Terkait dengan seni dan budaya, Seorang penulis asal Kenya bernama Ngugi Wa
Thiong’o menyebutkan bahwa perilaku dunia Barat, khususnya Amerika seolah-olah
sedang melemparkan bom budaya terhadap rakyat dunia. Mereka berusaha untuk
menghancurkan tradisi dan bahasa pribumi sehingga bangsa-bangsa tersebut kebingungan
dalam upaya mencari indentitas budaya nasionalnya. Penulis Kenya ini meyakini
bahwa budaya asing yang berkuasa di berbagai bangsa, yang dahulu dipaksakan
melalui imperialisme, kini dilakukan dalam bentuk yang lebih luas dengan nama
globalisasi.
B. GLOBALISASI
DALAM KEBUDAYAAN TRADISIONAL DI INDONESIA
Proses saling mempengaruhi adalah gejala yang wajar dalam interaksi antar
masyarakat. Melalui interaksi dengan berbagai masyarakat lain, bangsa Indonesia
ataupun kelompok-kelompok masyarakat yang mendiami nusantara (sebelum Indonesia
terbentuk) telah mengalami proses dipengaruhi dan mempengaruhi. Kemampuan
berubah merupakan sifat yang penting dalam kebudayaan manusia. Tanpa itu
kebudayaan tidak mampu menyesuaikan diri dengan keadaan yang senantiasa berubah.
Perubahan yang terjadi saat ini berlangsung begitu cepat. Hanya dalam jangka
waktu satu generasi banyak negara-negara berkembang telah berusaha melaksanakan
perubahan kebudayaan, padahal di negara-negara maju perubahan demikian
berlangsung selama beberapa generasi. Pada hakekatnya bangsa Indonesia, juga
bangsa-bangsa lain, berkembang karena adanya pengaruh-pengaruh luar.

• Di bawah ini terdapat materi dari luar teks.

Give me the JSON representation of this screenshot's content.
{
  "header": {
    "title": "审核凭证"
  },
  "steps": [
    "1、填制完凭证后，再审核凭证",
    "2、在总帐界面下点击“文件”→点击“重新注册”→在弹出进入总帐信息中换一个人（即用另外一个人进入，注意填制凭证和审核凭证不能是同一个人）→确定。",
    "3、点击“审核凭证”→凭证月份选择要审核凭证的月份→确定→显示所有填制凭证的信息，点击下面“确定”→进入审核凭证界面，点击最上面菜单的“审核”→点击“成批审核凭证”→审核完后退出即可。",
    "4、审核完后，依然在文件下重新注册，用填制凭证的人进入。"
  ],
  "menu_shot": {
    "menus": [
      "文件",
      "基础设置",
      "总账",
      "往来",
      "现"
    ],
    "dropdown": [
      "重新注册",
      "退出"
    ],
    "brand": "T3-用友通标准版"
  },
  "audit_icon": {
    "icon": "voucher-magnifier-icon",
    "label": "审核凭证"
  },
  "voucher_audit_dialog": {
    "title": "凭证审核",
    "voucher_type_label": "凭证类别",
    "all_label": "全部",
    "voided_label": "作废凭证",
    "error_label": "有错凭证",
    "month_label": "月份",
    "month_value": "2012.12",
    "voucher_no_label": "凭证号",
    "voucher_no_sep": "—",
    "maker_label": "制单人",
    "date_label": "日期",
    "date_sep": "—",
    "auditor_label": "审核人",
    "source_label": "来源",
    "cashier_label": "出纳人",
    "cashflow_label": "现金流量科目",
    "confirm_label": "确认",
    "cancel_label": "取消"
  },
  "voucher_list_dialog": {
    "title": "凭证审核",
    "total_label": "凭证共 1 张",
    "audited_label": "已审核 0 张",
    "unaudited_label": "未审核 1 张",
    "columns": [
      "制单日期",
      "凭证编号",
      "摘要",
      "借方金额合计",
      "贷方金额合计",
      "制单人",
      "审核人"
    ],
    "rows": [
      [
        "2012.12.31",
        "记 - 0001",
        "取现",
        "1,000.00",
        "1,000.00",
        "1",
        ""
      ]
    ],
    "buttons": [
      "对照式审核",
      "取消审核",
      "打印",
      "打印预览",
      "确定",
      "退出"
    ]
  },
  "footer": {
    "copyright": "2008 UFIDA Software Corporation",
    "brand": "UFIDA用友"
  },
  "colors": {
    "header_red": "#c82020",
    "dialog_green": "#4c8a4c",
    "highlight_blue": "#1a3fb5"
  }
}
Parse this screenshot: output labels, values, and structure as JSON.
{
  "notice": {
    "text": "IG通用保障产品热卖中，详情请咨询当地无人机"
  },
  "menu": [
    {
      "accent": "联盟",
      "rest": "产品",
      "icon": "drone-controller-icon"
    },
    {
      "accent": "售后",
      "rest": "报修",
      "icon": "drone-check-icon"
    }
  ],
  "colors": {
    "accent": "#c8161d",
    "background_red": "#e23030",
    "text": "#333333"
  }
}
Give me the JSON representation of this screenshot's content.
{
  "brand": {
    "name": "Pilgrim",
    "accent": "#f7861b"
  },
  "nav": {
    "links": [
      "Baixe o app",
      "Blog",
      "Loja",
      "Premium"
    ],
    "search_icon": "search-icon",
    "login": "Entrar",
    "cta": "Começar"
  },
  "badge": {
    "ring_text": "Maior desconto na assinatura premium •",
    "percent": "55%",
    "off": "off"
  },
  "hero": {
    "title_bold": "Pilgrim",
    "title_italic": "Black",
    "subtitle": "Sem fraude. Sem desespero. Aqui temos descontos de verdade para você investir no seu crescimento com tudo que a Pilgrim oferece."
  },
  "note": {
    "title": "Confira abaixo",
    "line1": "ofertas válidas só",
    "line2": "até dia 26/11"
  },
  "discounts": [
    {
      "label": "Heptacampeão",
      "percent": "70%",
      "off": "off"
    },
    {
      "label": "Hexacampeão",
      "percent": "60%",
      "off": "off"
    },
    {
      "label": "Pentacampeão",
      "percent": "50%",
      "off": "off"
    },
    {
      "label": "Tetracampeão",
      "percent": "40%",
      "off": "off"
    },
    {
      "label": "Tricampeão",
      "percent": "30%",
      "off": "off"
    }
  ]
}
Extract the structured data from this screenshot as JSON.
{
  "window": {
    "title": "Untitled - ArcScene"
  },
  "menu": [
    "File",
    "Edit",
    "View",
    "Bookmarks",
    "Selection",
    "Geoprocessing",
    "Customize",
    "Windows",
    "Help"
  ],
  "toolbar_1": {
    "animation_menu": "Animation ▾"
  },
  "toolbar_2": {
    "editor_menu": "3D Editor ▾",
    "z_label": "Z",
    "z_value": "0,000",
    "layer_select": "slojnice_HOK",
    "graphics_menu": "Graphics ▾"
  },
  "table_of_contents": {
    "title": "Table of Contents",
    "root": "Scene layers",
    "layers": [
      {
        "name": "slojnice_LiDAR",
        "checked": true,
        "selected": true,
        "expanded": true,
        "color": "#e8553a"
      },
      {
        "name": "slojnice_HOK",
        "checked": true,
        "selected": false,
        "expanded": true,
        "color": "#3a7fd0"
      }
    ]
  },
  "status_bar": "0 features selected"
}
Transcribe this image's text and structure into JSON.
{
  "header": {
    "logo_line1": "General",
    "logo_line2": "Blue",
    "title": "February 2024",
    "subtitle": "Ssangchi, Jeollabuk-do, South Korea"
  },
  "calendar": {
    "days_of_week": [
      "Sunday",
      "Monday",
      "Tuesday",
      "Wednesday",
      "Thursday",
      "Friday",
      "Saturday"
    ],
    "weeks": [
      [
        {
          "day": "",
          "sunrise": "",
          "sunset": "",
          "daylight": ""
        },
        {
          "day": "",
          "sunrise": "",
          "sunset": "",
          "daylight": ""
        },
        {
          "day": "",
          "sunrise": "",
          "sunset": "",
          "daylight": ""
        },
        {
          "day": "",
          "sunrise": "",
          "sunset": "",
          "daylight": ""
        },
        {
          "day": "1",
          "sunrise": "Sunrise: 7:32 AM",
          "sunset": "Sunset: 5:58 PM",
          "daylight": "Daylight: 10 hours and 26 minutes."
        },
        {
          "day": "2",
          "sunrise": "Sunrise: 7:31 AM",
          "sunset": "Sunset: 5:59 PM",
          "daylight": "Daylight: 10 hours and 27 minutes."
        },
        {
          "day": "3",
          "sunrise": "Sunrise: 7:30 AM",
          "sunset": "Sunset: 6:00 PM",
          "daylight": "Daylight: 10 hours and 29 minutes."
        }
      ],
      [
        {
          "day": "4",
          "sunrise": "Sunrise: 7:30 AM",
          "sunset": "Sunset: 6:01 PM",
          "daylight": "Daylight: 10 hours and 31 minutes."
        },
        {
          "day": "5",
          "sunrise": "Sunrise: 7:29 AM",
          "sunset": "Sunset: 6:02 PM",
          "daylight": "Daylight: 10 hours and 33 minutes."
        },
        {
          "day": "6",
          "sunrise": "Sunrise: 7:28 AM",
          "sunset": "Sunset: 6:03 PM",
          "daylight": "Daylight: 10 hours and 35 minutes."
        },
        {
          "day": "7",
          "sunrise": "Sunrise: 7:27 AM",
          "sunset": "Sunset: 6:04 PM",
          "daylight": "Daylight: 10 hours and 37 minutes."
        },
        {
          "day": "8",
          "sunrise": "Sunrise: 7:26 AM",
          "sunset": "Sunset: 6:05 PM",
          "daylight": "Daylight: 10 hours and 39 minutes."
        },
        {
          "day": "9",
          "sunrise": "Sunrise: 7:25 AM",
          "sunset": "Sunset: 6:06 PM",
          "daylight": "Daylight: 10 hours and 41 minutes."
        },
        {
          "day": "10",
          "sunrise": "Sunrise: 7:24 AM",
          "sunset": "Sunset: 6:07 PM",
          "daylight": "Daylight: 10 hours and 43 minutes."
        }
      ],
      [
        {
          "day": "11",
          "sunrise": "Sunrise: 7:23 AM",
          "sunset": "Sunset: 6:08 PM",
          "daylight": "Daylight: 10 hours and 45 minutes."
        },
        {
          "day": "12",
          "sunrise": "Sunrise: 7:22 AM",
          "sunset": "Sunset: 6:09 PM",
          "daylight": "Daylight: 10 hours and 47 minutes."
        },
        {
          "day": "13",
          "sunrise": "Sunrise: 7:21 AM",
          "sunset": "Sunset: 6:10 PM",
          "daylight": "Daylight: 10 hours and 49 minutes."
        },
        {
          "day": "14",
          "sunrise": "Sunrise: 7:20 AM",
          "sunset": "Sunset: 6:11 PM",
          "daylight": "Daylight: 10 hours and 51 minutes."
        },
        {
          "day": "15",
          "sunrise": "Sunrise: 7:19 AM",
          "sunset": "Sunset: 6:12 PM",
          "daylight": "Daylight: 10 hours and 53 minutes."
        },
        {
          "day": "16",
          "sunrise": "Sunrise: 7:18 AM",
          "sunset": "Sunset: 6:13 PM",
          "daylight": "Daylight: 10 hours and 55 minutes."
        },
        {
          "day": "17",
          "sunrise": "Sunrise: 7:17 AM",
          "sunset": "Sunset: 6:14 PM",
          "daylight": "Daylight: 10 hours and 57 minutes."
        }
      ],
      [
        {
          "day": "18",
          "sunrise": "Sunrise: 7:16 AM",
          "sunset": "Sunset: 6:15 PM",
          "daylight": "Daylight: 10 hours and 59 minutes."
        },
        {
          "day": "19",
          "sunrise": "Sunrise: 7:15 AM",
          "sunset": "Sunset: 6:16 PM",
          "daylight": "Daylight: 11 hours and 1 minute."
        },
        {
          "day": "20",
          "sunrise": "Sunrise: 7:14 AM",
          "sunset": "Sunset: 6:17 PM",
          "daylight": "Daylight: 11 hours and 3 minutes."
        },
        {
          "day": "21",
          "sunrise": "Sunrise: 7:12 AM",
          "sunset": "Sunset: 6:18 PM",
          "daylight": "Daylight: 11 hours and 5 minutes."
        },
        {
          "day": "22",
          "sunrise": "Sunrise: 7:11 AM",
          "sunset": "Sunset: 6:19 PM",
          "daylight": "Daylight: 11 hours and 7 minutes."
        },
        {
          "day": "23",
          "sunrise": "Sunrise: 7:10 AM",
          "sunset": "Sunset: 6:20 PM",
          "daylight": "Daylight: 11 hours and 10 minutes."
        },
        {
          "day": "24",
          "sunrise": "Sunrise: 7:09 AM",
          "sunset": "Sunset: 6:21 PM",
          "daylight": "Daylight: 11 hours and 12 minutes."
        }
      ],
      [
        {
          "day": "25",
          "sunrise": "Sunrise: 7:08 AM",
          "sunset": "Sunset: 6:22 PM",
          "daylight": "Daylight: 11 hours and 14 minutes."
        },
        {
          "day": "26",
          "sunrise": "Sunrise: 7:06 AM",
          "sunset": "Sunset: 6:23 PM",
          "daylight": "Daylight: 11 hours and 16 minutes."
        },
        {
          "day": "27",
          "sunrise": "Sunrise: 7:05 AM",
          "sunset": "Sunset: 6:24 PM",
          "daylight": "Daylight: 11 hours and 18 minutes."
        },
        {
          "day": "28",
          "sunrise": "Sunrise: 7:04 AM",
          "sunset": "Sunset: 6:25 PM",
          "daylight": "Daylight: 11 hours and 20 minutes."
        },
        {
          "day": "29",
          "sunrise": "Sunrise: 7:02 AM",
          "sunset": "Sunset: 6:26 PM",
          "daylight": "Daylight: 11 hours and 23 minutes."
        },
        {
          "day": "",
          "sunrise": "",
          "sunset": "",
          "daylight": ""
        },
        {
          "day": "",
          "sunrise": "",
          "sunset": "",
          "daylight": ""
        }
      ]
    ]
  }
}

Kemajuan
bisa dihasilkan oleh interaksi dengan pihak luar, hal inilah yang terjadi dalam
proses globalisasi. Oleh karena itu, globalisasi bukan hanya soal ekonomi namun
juga terkait dengan masalah atau isu makna budaya dimana nilai dan makna yang
terlekat di dalamnya masih tetap berarti.. Masyarakat Indonesia merupakan
masyarakat yang majemuk dalam berbagai hal, seperti anekaragaman budaya,
lingkungan alam, dan wilayah geografisnya. Keanekaragaman masyarakat Indonesia
ini dapat dicerminkan pula dalam berbagai ekspresi keseniannya. Dengan
perkataan lain, dapat dikatakan pula bahwa berbagai kelompok masyarakat di
Indonesia dapat mengembangkan keseniannya yang sangat khas. Kesenian yang
dikembangkannya itu menjadi model-model pengetahuan dalam masyarakat.
C. PERUBAHAN
BUDAYA DALAM GLOBALISASI KESENIAN YANG
BERTAHAN DAN YANG TERSISIHKAN
Perubahan budaya yang terjadi di dalam masyarakat tradisional, yakni
perubahan dari masyarakat tertutup menjadi masyarakat yang lebih terbuka, dari
nilai-nilai yang bersifat homogen menuju pluralisme nilai dan norma social
merupakan salh satu dampak dari adanya globalisasi. Ilmu pengetahuan dan
teknologi telah mengubah dunia secara mendasar. Komunikasi dan sarana
transportasi internasional telah menghilangkan batas-batas budaya setiap
bangsa. Kebudayaan setiap bangsa cenderung mengarah kepada globalisasi dan
menjadi peradaban dunia sehingga melibatkan manusia secara menyeluruh. Misalnya
saja khusus dalam bidang hiburan massa atau hiburan yang bersifat masal, makna
globalisasi itu sudah sedemikian terasa. Sekarang ini setiap hari kita bisa
menyimak tayangan film di tv yang bermuara dari negara-negara maju seperti Amerika
Serikat, Jepang, Korea, dll melalui stasiun televisi di tanah air. Belum lagi
siaran tv internasional yang bisa ditangkap melalui parabola yang kini makin
banyak dimiliki masyarakat Indonesia. Sementara itu, kesenian-kesenian populer
lain yang tersaji melalui kaset, vcd, dan dvd yang berasal dari manca negara
pun makin marak kehadirannya di tengah-tengah kita. Fakta yang demikian
memberikan bukti tentang betapa negara-negara penguasa teknologi mutakhir telah
berhasil memegang kendali dalam globalisasi budaya khususnya di negara ke tiga.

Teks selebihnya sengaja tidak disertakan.